The Dinka People of Southern Sudan

Why the Dinka Story?

The Dinka
By Dr. Francis M. Deng
Foreword to the Book

Carol Beckwith and Angela Fisher have produced a book of artistic excellence that has vividly captured various aspects of Dinka identity, culture and way of life. In a sense, they have also documented the culture of a people whose world is transforming rapidly. The book presents the Dinka as they were at a time of relative stability and continuity, with an eye for dramatic beauty. They have appropriately focused on the core of Dinka culture and life — their devotion to cattle.

In my various writings on the Dinka, I have always noted that I am describing the culture of a people who for centuries and probably much longer have held to their traditional values and way of life with intense pride, but who are now confronted by forces of change that are rapidly transforming their society. I note this with a sense of moral dilemma. I realize that there is much which the Dinka stand to gain from the modern world. But I also feel strongly that much of what the Dinka cherish and is admired by many outside observers is threatened by the forces of change.

My deep regard for Dinka culture emanates not only from life experience, but also from my studies of the Dinka. These have covered their traditional laws, their moral and spiritual values, their social and cultural life, their poetry and music, their folklore and fairy tales, their oral history and biographies of their leaders, and their vision of the future in a world of increasing complexity and diversity.

As Carol and Angela so sincerely expressed in a letter to me: "The Dinka are among the most outstanding groups of people whose culture we would like to bring to the awareness of the world." And, indeed, they have done so with an artistic elegance that the world and the Dinka themselves will undoubtedly enjoy, and for which I am honored to write this Foreword.

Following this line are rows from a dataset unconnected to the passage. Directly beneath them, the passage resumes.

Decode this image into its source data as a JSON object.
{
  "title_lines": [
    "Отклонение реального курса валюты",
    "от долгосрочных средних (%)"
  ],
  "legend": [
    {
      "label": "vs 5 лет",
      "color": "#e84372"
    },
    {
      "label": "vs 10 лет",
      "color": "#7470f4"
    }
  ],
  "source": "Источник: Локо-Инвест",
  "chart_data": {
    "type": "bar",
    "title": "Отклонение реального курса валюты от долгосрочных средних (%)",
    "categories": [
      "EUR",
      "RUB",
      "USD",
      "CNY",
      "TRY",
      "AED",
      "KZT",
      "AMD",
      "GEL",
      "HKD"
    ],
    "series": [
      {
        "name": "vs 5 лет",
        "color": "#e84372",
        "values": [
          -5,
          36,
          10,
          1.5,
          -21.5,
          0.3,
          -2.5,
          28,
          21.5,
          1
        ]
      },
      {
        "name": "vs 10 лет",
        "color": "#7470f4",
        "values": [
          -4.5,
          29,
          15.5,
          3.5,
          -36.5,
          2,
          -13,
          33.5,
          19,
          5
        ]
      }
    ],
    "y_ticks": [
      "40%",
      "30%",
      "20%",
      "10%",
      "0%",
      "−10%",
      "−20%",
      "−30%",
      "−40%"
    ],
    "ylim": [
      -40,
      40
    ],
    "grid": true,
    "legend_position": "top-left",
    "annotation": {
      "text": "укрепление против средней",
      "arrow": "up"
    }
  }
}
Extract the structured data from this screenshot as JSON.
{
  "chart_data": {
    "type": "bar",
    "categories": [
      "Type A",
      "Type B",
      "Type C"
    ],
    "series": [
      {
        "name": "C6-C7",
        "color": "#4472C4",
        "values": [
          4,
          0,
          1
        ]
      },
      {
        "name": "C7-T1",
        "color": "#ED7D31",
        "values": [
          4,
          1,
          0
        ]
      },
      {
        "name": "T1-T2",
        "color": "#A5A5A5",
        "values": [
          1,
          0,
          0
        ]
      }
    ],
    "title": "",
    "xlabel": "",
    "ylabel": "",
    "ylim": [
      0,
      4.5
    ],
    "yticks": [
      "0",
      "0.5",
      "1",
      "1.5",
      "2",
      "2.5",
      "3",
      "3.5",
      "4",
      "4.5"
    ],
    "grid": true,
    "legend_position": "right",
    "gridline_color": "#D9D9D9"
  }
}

“We feel deeply touched to know that our photographs have managed to convey something of the timeless intimacy of this rapport: that another cattle herder in another continent, America, understood the depth of this relationship between man and beast, and felt a deep desire to support the publishing of this book so that others too might have a taste of this extraordinary way of life. We invite you too to share the lives of the Dinka people through these pages, and we hope that our images may open in you the sense of peace, delight, joy and respect that we felt while taking them.”